Gavin Collier, JD, is co-founder and principal of Dynamic Blending Specialists, a global cosmetics manufacturing company.
As sustainability becomes a rallying cry within personal, political and professional spheres, brands are taking different approaches. Some have revised their packaging in favor of recyclable options, some are donating money to offset their carbon footprint and others have started their own research to find new solutions. All of these actions are positive steps in the right direction, but they’re fragmented efforts. The impact could be significantly multiplied if they were focused at the source of product development.
Manufacturers Can Create Sustainable Change In Two Areas
Manufacturers have a lot to contribute to this aspect of the sustainability conversation. After all, these businesses operate large facilities and consume a massive amount of energy and resources. Beyond manufacturers’ active impact on the environment, these businesses also employ thousands of people and work with brands on developing new and better ways of creating things. Therefore, manufacturers have a clear role to play in a more sustainable future. Two ways businesses in this industry can make an impact is through their facilitt operations and employee education efforts.
Manufacturers’ facilities are the primary source of their environmental impact. Large factories can contribute to environmental pollution, energy consumption and wasted resources. In fact, according to the National Institute of Standards and Technology, 17% of American emissions come from the manufacturing industry. So, manufacturers could work to minimize their impact through cutting waste and utilizing clean energy.
There will always be waste when a large volume of raw materials go through the manufacturing process. But working to have the minimal amount possible is good for the environment and good for business. Most manufacturers track their scrap rate to maximize profits because lower rates help conserve important resources on a large scale.
The facilities themselves can also be turned into assets. Both factory spaces and warehouses have a huge footprint, so it can be dedicated to solar panels or rooftop gardens. The heavy machinery used to mass-produce things can be run on clean energy. Several manufacturing facilities across the United States are pledging to make the switch or have already started.

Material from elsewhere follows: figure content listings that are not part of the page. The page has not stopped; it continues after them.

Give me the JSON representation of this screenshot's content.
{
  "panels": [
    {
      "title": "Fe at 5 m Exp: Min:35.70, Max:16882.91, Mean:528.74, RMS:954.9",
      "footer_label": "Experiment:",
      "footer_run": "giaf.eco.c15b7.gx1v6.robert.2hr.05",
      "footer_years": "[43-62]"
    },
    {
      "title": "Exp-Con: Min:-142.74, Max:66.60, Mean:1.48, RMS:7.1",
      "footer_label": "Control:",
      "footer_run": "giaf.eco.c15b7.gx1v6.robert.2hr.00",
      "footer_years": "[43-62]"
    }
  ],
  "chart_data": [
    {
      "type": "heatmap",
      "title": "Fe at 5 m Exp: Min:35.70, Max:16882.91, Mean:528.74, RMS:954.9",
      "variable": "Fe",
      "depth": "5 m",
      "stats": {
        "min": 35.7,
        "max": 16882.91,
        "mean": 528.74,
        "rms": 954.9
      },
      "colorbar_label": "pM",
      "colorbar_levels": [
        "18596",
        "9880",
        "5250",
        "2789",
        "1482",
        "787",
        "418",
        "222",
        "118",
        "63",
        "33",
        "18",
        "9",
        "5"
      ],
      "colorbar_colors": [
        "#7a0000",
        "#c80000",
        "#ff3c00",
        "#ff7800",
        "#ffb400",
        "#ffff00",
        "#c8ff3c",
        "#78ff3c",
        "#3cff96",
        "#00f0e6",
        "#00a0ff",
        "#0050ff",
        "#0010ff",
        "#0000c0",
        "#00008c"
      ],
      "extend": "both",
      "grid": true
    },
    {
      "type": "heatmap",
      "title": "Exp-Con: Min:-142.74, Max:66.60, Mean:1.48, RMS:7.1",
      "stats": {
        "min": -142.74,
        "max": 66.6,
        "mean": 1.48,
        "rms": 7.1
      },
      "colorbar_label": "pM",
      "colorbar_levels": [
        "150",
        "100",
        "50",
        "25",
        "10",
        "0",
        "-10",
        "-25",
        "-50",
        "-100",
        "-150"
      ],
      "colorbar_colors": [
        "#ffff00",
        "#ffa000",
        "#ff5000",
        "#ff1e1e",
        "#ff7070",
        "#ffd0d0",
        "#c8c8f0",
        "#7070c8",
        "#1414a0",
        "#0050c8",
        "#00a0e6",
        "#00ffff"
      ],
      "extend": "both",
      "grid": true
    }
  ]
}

Because manufacturers are some of the largest employers in the economy, they can use their platforms to educate employeers and clients on ways to lead sustainable lives. There are several ways manufacturers can create a strong culture of sustainability in the workplace. For example, they could add electric car charging stations to their properties, provide time off for volunteering and support the surrounding community’s environmental health by planting trees or sponsoring clean-up efforts.

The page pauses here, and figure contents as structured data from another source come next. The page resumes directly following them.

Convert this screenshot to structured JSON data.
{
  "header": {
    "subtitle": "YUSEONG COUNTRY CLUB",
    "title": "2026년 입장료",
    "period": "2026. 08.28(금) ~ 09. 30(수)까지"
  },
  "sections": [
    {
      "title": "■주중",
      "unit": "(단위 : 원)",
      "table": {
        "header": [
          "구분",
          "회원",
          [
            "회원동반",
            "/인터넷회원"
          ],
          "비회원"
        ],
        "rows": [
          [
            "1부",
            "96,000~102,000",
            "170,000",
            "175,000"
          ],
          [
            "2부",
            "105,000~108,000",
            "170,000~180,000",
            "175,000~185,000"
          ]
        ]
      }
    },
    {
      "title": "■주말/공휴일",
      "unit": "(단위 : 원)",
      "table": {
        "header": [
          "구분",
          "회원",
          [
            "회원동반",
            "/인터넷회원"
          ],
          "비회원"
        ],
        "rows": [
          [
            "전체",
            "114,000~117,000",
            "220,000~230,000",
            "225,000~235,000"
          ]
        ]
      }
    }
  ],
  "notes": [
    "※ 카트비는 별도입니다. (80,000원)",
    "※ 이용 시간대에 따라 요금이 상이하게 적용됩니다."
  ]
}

One of the strongest contributions manufacturers can make to true sustainability is educating their clients. Showing what’s possible in the sustainable realm is incredibly important. There’s a strong customer demand for recyclable products, less single-use plastic and responsibly sourced raw materials, and many consumers are waiting for technology to catch up with their desire to make better decisions for the planet. As a result, walking clients through the process of getting there should be a priority for manufacturers.
In some ways, manufacturers are the middlemen between brands and their customers. They help translate entrepreneurs’ ideas into prodcuts that their audience will love. To that end, manufacturers can, and should, be developing sustainable practices and technologies themselves. If they’re going to be the producers of all the world’s goods, they have a social and professional responsibility to safeguard the resources of our planet. This includes the raw materials used, the space manufacturers occupy and the health of the communities they serve. When it comes to the movement toward sustainability, as an industry, manufacturers can lead the charge.